Modulation Spectra Morphological Parameters: A New Method to Assess Voice Pathologies according to the GRBAS Scale

ETSIST, Universidad Politécnica de Madrid, Campus Sur, Carretera de Valencia km 7, 28031 Madrid, Spain

Received 23 January 2015; Revised 4 May 2015; Accepted 4 May 2015

Academic Editor: Adam Klein

Copyright © 2015 Laureano Moro-Velázquez et al. This is an open access article distributed under the Creative Commons Attribution License, which permits unrestricted use, distribution, and reproduction in any medium, provided the original work is properly cited.
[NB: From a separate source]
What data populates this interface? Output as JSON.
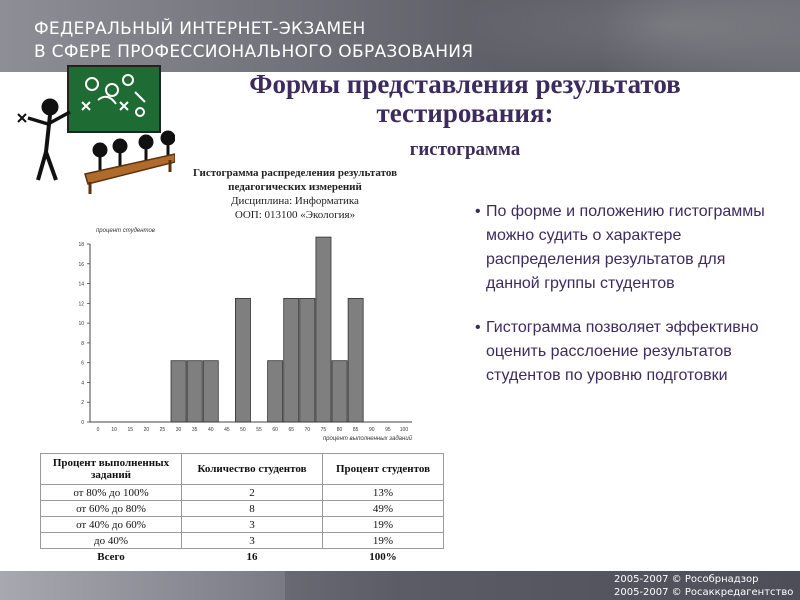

Disordered voices are frequently assessed by speech pathologists using perceptual evaluations. This might lead to problems caused by the subjective nature of the process and due to the influence of external factors which compromise the quality of the assessment. In order to increase the reliability of the evaluations, the design of automatic evaluation systems is desirable. With that in mind, this paper presents an automatic system which assesses the Grade and Roughness level of the speech according to the GRBAS perceptual scale. Two parameterization methods are used: one based on the classic Mel-Frequency Cepstral Coefficients, which has already been used successfully in previous works, and other derived from modulation spectra. For the latter, a new group of parameters has been proposed, named Modulation Spectra Morphological Parameters: MSC, DRB, LMR, MSH, MSW, CIL, PALA, and RALA. In methodology, PCA and LDA are employed to reduce the dimensionality of feature space, and GMM classifiers to evaluate the ability of the proposed features on distinguishing the different levels. Efficiencies of 81.6% and 84.7% are obtained for Grade and Roughness, respectively, using modulation spectra parameters, while MFCCs performed 80.5% and 77.7%. The obtained results suggest the usefulness of the proposed Modulation Spectra Morphological Parameters for automatic evaluation of Grade and Roughness in the speech.